As Terry Wrigley summarises: "Those who believe that standards of education were higher in some previous Golden Age should look at the examination statistics. In 1972, 43% left school with no qualifications at all. Now it is less than 1%. Some argue that this means that the exams have become easier to pass; but it is hard to deny that the education of the 42%, who under the old system achieved no qualifications and now get some, has improved. In 1960, in a divided system, only 20% went to grammar school. The rest were more or less written off. In fact only 16% of sixteen year olds achieved five O-level passes. In 2011 53% of pupils in the state sector achieved five or more GCSE A*-C grades including English and maths. Including ‘equivalents’ to GCSE (see below) it was 59%".


Here's today's National NUT press release:

Commenting on the Department for Education’s advice note which was photographed today outside Number 10, Kevin Courtney, General Secretary of the National Union of Teachers, the largest teachers’ union, said:

“Theresa May said on the steps of Downing Street that she wanted ‘a country that works for everyone’. Yet now we hear of proposals to take education back to the 1950s, when children were segregated at age 11 and their life chances determined by the type of school they attended.

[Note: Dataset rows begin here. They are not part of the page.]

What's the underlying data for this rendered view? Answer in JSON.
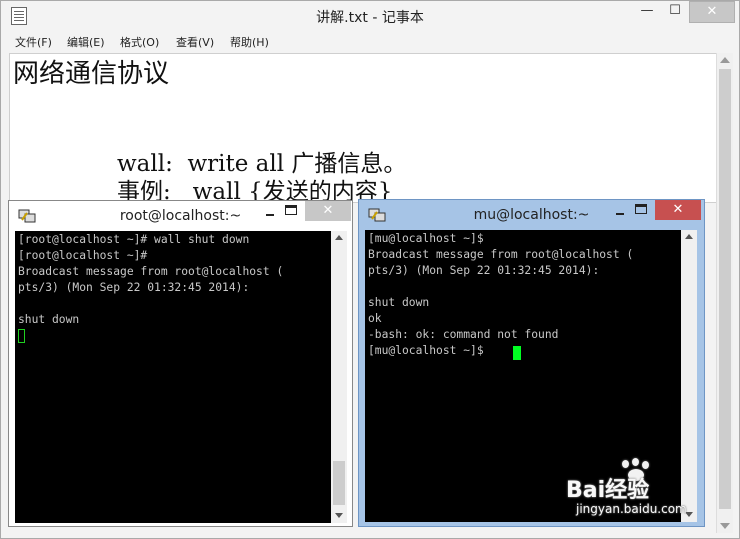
{
  "notepad": {
    "title": "讲解.txt - 记事本",
    "controls": {
      "min": "—",
      "max": "☐",
      "close": "✕"
    },
    "menu": [
      "文件(F)",
      "编辑(E)",
      "格式(O)",
      "查看(V)",
      "帮助(H)"
    ],
    "lines": [
      "网络通信协议",
      "wall:  write all 广播信息。",
      "事例:   wall {发送的内容}"
    ]
  },
  "terminal_root": {
    "title": "root@localhost:~",
    "close": "✕",
    "lines": [
      "[root@localhost ~]# wall shut down",
      "[root@localhost ~]#",
      "Broadcast message from root@localhost (",
      "pts/3) (Mon Sep 22 01:32:45 2014):",
      "",
      "shut down"
    ]
  },
  "terminal_mu": {
    "title": "mu@localhost:~",
    "close": "✕",
    "lines": [
      "[mu@localhost ~]$",
      "Broadcast message from root@localhost (",
      "pts/3) (Mon Sep 22 01:32:45 2014):",
      "",
      "shut down",
      "ok",
      "-bash: ok: command not found",
      "[mu@localhost ~]$"
    ]
  },
  "watermark": {
    "brand": "Bai经验",
    "url": "jingyan.baidu.com"
  },
  "colors": {
    "terminal_bg": "#000000",
    "terminal_text": "#c8c8c8",
    "cursor": "#00ff22",
    "active_frame": "#a6c4e6",
    "close_button": "#c75050"
  }
}
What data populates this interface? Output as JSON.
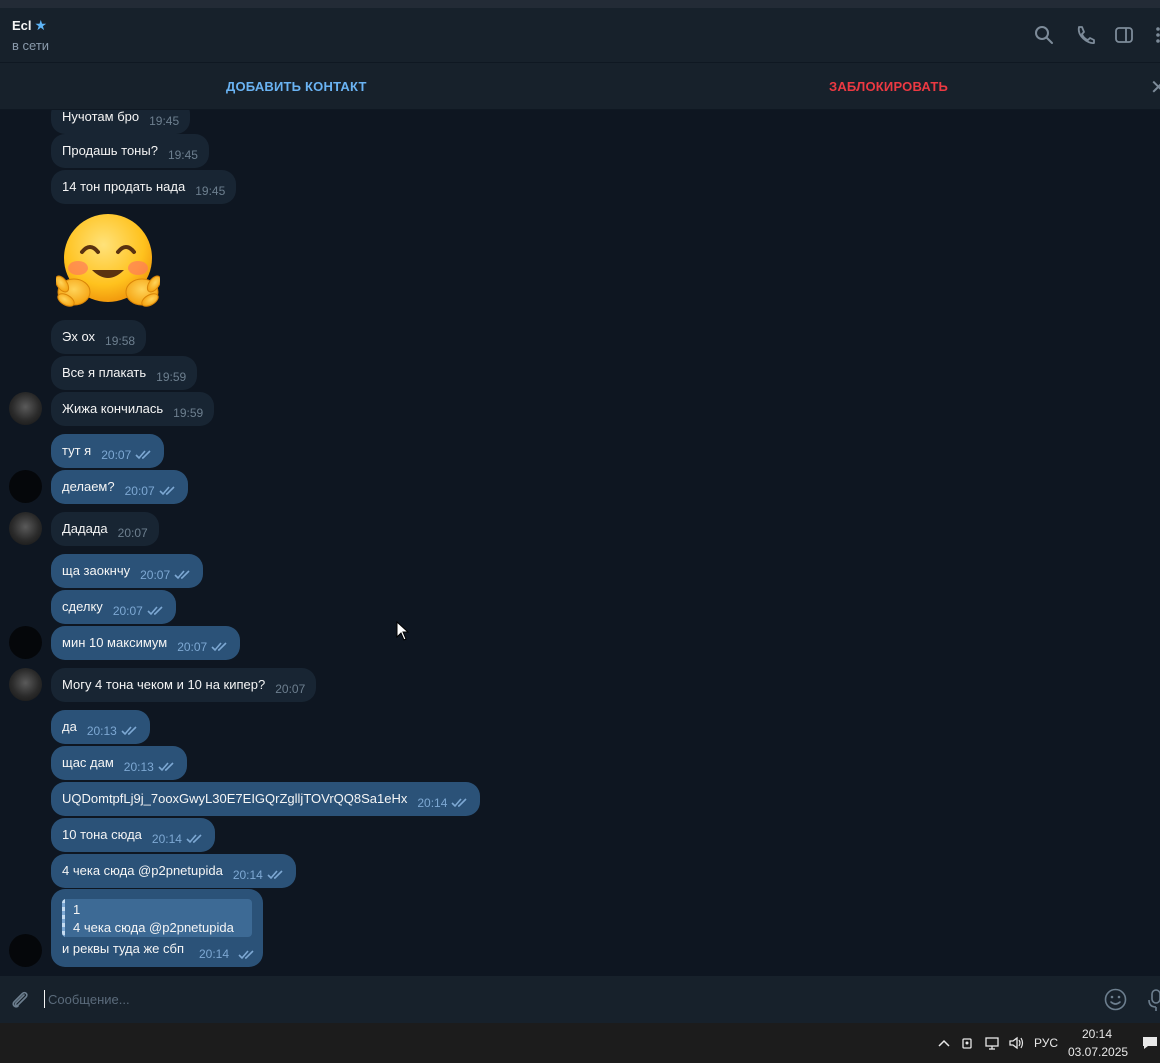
{
  "header": {
    "contact_name": "Ecl",
    "star_icon": "star-icon",
    "status": "в сети",
    "icons": [
      "search-icon",
      "phone-icon",
      "sidebar-toggle-icon",
      "more-icon"
    ]
  },
  "actions": {
    "add_contact": "ДОБАВИТЬ КОНТАКТ",
    "block": "ЗАБЛОКИРОВАТЬ",
    "close_icon": "close-icon"
  },
  "messages": [
    {
      "dir": "in",
      "text": "Нучотам бро",
      "time": "19:45"
    },
    {
      "dir": "in",
      "text": "Продашь тоны?",
      "time": "19:45"
    },
    {
      "dir": "in",
      "text": "14 тон продать нада",
      "time": "19:45"
    },
    {
      "dir": "in",
      "text": "Эх ох",
      "time": "19:58"
    },
    {
      "dir": "in",
      "text": "Все я плакать",
      "time": "19:59"
    },
    {
      "dir": "in",
      "text": "Жижа кончилась",
      "time": "19:59"
    },
    {
      "dir": "out",
      "text": "тут я",
      "time": "20:07"
    },
    {
      "dir": "out",
      "text": "делаем?",
      "time": "20:07"
    },
    {
      "dir": "in",
      "text": "Дадада",
      "time": "20:07"
    },
    {
      "dir": "out",
      "text": "ща заокнчу",
      "time": "20:07"
    },
    {
      "dir": "out",
      "text": "сделку",
      "time": "20:07"
    },
    {
      "dir": "out",
      "text": "мин 10 максимум",
      "time": "20:07"
    },
    {
      "dir": "in",
      "text": "Могу 4 тона чеком и 10 на кипер?",
      "time": "20:07"
    },
    {
      "dir": "out",
      "text": "да",
      "time": "20:13"
    },
    {
      "dir": "out",
      "text": "щас дам",
      "time": "20:13"
    },
    {
      "dir": "out",
      "text": "UQDomtpfLj9j_7ooxGwyL30E7EIGQrZglljTOVrQQ8Sa1eHx",
      "time": "20:14"
    },
    {
      "dir": "out",
      "text": "10 тона сюда",
      "time": "20:14"
    },
    {
      "dir": "out",
      "text": "4 чека сюда @p2pnetupida",
      "time": "20:14"
    }
  ],
  "reply_message": {
    "quote_author": "1",
    "quote_text": "4 чека сюда @p2pnetupida",
    "text": "и реквы туда же сбп",
    "time": "20:14"
  },
  "sticker": "hugging-face-emoji",
  "composer": {
    "placeholder": "Сообщение..."
  },
  "taskbar": {
    "language": "РУС",
    "time": "20:14",
    "date": "03.07.2025"
  }
}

“Opening new grammar schools would not only be a backward step but is also a complete distraction from the real problems facing schools and education. For every grammar school there are three or four ‘secondary modern’ schools. All the evidence makes clear that segregating children in this way leads to lower academic standards. The argument that grammar schools create ‘social mobility’ are, in the words of the Ofsted Chief Inspector, ‘tosh and nonsense’. Evidence shows that in areas which retain grammar schools, disadvantaged students – who are eligible for FSM or who live in poor neighbourhoods – are much less likely to be enrolled, even if they score highly on Key Stage 2 tests.

“There is an opportunity with a new Prime Minister and a new Secretary of State to put education back on the right track. This means addressing the real challenges facing schools such as the funding crisis, teacher recruitment and retention problems, the chaos surrounding primary assessment and the fragmentation in the schools system. We need more coherence, not yet another layer of education provision in England.”